Les mouvements de taux d’intérêt sont évidemment primordiaux, mais la volonté des institutions financières à accorder du crédit est tout de même importante. Là aussi, on a eu cette semaine des nouvelles informations à se mettre sous la dent avec la publication de l’enquête trimestrielle de la Fed auprès des directeurs de crédit.
Ce que l’on remarque avant tout c’est qu’il n’y a pas eu d’assouplissement net des conditions de crédit exigées par les institutions financières pour la plupart des types de prêts aux personnes ou aux entreprises. Il y a cependant une moins grande proportion d’institutions qui continuent de resserrer les conditions exigées (graphique 2).
La demande de crédit perçue par les institutions demeure faible (graphique 3), ce qui est normal tant que les taux d’intérêt de marché demeurent élevés. Mais, au moins, la situation ne va pas en se détériorant.
Cela dit, de nombreux risques subsistent. Les retards sur les paiements de cartes de crédit et, dans une moindre mesure, sur les paiements de prêts automobiles sont en hausse. La situation demeure relativement contenue en ce qui a trait aux retards de paiement sur les prêts étudiants de même que sur les prêts hypothécaires et les faillites personnelles sont présentement historiquement basses aux États‑Unis. Un marché du travail moins vigoureux et une poursuite de la hausse du chômage pourraient cependant fragiliser cette conjoncture.

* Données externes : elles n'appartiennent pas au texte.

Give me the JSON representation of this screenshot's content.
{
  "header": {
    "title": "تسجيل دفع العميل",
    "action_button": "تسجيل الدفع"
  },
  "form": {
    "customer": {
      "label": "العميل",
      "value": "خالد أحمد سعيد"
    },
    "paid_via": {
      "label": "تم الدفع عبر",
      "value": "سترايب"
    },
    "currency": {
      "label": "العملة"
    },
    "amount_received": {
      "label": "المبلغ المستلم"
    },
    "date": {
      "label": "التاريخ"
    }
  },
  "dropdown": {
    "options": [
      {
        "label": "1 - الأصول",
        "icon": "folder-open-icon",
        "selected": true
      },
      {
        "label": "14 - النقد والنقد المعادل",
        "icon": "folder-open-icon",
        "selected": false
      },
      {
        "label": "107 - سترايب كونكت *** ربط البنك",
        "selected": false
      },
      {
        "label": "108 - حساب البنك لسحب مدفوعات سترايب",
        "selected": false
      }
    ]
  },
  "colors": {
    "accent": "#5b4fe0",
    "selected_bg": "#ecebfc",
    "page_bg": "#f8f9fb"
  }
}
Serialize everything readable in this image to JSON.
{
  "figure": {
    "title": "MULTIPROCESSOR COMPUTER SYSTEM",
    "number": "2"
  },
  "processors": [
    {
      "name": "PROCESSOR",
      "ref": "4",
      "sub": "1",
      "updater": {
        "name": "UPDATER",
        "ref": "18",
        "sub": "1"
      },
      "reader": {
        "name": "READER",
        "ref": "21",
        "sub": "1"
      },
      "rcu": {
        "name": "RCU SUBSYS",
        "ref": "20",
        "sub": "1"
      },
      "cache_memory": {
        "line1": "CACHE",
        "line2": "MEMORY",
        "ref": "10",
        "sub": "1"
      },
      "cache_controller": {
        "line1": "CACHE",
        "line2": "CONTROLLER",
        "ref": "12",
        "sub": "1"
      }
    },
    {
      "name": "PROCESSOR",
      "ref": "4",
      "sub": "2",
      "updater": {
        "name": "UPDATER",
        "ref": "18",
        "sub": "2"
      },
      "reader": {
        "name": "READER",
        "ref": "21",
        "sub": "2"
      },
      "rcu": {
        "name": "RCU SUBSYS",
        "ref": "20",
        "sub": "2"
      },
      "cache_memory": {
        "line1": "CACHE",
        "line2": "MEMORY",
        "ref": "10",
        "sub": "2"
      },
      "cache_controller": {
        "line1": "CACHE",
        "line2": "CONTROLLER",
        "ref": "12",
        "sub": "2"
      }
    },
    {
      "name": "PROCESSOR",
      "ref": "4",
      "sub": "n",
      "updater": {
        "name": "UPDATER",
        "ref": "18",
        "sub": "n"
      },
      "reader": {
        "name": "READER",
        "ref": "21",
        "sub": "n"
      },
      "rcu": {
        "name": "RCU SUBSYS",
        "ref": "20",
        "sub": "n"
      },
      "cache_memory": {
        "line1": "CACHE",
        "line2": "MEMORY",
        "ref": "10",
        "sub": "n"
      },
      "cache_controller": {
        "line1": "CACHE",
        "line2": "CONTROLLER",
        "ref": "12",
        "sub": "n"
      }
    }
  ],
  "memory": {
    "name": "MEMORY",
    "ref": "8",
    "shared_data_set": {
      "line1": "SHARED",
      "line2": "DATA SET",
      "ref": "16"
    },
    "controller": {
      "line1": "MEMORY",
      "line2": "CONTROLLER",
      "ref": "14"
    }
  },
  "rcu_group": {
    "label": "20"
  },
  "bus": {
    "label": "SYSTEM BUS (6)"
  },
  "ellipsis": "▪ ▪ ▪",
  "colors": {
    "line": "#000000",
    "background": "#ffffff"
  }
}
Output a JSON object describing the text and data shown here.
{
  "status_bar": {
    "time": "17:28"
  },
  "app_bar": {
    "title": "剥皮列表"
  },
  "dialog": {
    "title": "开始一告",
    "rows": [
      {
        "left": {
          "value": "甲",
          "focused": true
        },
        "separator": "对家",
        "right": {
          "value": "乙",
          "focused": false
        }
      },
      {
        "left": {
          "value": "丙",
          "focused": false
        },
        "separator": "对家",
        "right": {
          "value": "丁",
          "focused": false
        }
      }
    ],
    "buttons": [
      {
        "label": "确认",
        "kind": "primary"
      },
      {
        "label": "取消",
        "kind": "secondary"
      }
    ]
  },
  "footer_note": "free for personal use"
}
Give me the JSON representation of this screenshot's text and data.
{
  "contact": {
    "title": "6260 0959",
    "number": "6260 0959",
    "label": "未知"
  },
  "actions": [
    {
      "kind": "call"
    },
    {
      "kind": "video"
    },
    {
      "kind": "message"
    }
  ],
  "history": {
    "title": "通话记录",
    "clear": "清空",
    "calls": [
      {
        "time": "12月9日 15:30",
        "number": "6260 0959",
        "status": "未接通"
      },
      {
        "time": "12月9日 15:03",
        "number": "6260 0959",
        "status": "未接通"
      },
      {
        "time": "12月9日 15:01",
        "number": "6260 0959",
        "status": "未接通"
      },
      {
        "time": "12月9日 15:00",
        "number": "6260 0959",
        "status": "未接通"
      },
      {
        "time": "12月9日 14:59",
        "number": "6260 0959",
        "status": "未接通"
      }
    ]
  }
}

Bien que ce ne soit pas notre scénario de base, une inflation persistante, voire en hausse, qui obligerait les dirigeants de la Fed à recommencer à hausser les taux directeurs pose aussi un risque notable. Elle amènerait les taux de marché et les taux de détail à remonter. Jusqu’à maintenant, la conjoncture économique a été étonnamment résiliente face au niveau élevé des taux, mais un resserrement supplémentaire des conditions financières pourrait être la goutte qui ferait déborder le vase et provoquerait le ralentissement que les États‑Unis ont réussi à éviter. L’atterrissage en douceur pourrait ainsi être plus turbulent.
Ces éléments permettent de conclure que l’évolution du crédit n’est pas pour le moment une source de grande inquiétude, mais tant que les taux d’intérêt demeurent relativement élevés, des risques subsistent pour l’économie américaine.